Blood trickled from multiple scratches along the wrist, and his hand smarted strenuously, but there was no serious wound.
"Let my grandson go!" the old oyster screamed now. "You have no right to muzzle him like that! This is a free planet!"
Dillingham marvelled once more at the translator's original description of the species. These just did not seem to be reasonable creatures. He stood up quickly and took the fallen tube.
"Look, gentlemen—I'm very sorry if I have misunderstood your conventions, but I must insist that the young person leave."
Young Oyster peeped out of his shell. "Unwholesome creature! Eater of sea-life! How dare you make demands of us?"

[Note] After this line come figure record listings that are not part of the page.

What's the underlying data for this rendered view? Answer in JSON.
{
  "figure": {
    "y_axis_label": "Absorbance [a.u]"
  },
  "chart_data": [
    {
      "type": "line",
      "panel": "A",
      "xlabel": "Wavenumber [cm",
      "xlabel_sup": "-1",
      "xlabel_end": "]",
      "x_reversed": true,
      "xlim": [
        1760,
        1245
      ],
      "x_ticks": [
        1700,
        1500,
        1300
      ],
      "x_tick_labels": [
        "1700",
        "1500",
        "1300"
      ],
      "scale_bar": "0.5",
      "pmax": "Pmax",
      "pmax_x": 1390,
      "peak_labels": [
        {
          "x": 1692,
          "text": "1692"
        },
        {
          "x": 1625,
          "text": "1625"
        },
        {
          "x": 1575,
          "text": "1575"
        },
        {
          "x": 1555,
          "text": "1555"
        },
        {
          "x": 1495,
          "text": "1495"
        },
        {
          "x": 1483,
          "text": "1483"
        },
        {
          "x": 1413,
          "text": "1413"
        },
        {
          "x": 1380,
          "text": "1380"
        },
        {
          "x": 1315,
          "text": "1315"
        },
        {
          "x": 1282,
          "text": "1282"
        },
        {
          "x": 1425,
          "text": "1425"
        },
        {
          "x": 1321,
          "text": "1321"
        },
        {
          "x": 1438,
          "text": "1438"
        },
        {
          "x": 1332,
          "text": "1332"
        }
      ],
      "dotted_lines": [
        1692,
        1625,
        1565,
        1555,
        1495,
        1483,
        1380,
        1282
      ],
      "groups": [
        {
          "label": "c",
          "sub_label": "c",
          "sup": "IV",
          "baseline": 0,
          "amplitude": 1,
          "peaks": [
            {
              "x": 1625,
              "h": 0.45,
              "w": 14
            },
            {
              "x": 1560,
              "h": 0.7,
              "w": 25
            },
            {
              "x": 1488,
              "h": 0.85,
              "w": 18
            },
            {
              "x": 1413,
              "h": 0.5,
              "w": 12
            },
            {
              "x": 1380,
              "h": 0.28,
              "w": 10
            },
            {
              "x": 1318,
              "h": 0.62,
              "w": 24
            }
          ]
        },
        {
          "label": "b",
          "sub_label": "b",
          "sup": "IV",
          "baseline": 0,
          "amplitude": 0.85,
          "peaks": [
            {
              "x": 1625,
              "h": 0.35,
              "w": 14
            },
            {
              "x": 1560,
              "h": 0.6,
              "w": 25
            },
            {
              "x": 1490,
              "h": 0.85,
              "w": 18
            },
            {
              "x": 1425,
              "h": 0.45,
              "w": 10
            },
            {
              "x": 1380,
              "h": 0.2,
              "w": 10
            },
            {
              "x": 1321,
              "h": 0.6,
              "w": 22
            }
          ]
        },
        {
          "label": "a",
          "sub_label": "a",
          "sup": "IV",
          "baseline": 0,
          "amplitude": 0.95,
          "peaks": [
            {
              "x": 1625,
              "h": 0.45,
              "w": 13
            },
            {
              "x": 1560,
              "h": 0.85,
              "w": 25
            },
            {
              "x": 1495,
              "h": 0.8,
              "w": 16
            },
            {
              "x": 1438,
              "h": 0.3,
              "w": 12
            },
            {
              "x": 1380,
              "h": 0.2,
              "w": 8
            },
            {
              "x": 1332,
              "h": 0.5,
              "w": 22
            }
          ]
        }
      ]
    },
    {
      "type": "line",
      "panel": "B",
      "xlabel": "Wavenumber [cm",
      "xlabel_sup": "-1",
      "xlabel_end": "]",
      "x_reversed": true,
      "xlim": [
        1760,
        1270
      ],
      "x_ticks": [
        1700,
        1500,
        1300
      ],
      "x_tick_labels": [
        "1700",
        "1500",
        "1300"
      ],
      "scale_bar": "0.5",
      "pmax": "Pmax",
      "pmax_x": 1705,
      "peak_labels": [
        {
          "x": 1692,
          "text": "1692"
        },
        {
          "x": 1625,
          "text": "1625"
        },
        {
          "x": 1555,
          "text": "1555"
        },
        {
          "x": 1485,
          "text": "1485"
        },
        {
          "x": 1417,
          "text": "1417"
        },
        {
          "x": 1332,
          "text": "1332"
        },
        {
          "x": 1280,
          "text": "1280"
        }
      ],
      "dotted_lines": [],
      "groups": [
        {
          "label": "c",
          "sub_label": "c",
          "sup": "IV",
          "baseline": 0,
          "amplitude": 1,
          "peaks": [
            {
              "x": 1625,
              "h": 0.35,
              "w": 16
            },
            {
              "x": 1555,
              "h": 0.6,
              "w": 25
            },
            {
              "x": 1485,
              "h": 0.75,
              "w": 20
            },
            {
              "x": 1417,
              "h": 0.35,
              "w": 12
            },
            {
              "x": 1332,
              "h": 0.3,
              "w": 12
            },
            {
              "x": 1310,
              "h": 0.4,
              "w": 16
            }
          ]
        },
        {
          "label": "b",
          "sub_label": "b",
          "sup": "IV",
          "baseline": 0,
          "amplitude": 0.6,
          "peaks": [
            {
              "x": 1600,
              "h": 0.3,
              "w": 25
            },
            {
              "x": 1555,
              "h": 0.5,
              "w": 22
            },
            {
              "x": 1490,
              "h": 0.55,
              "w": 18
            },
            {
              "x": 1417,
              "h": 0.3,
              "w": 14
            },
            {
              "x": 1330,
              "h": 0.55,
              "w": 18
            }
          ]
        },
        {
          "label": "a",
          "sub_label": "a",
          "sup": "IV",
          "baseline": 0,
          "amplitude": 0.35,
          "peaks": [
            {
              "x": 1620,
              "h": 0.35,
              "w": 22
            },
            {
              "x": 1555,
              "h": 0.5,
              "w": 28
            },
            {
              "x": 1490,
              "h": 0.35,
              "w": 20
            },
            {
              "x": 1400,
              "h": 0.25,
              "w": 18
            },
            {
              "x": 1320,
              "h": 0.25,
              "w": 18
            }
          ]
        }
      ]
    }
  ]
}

Dillingham pointed the tube at him. He had no idea how to fire it, but hoped the creature could be bluffed. "Please leave at once. I will release your grandfather as soon as the work is done."
The youngster focused on the weapon and obeyed, grumbling. Dillingham touched the elevator lock the moment he was gone.
The oldster was back in the chair. Somehow the seat adjustment had changed, so that this was now a basket-like receptacle, obviously more comfortable for this patient. "You are more of a being than you appear," Oyster remarked. "I was never able to handle that juvenile so efficiently."
Dillingham contemplated the droplets of metal splattered on the floor. That heat-beam had been entirely too close—and deadly. His hands began to shake in delayed reaction. He was not a man of violence, and his own quick action had surprised him. The stress of recent events had certainly got to him, he thought ruefully.
"But he's a good lad, really," Oyster continued. "A trifle impetuous—but he inherited that from me. I hope you won't report this little misunderstanding."